Are you in a Dispute with a relative, neighbor, landlord or co-worker? The Mediation Center of the Pacific can help you peacefully resolve those disputes and many others – usually faster and at less cost than arbitration or the courts. “We’d like to encourage more families to use our Kupuna Pono program,” which helps families discuss elder care, says executive director Tracey Wiltgen. “We’re strengthening our current divorce mediation programs, and a new area of outreach is in landlord-tenant mediations.

“Our goal is to encourage landlords and tenants to use our mediation process early, to hopefully keep more tenants in their homes or to buy them more time to find an appropriate place and keep them out of court. Ultimately, this will help prevent more homelessness.”

The center was founded in 1979 by attorney H. William Burgess. “It was very grassroots, all volunteer-driven, and started in a little green shack in Makiki Park,” Wiltgen recalls. There was a backlog in the courts then, so mediation was considered an alter- native for small-claims cases, then later for divorce, says Wiltgen.

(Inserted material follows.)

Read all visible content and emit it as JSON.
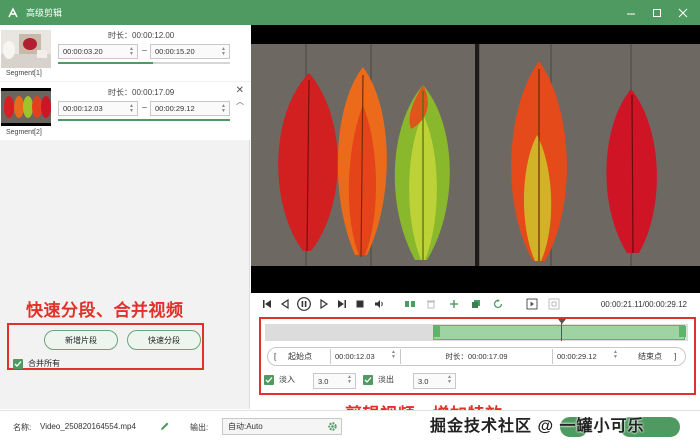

“Over time, this little grassroots organization took on a broader variety of cases. Now mediation has been embraced by the legal community and is very specialized – you have to have specialized training and subject matter expertise, as well as be a talented mediator.”

The center relies on about 150 volunteers who have undergone basic mediation training extensive subject-area training and mentoring by a veteran mediator. It has a staff of five full-time and three part-time workers, and currently serves about 7,000 clients.

Most cases fall in the categories of civil rights, condominium, custody, divorce, employment, landlord-tenant or special education, but the center also assists in public-policy disputes and facilitated in the recent Native Hawaiian aha or constitutional convention.

A little less than half of the center’s $600,000 annual budget comes from grants and state contracts, and the rest from fees and fundraising. “We’re constantly working to raise money,” says Wiltgen.

“Although we don’t turn anyone away, we’ve found people don’t value our services if they’re free, and we want to make the process productive,” she explains of the sliding-scale fees system.

“We’re unique in that everybody thinks we’re a great service when they hear about us, but they forget about us when they need us.”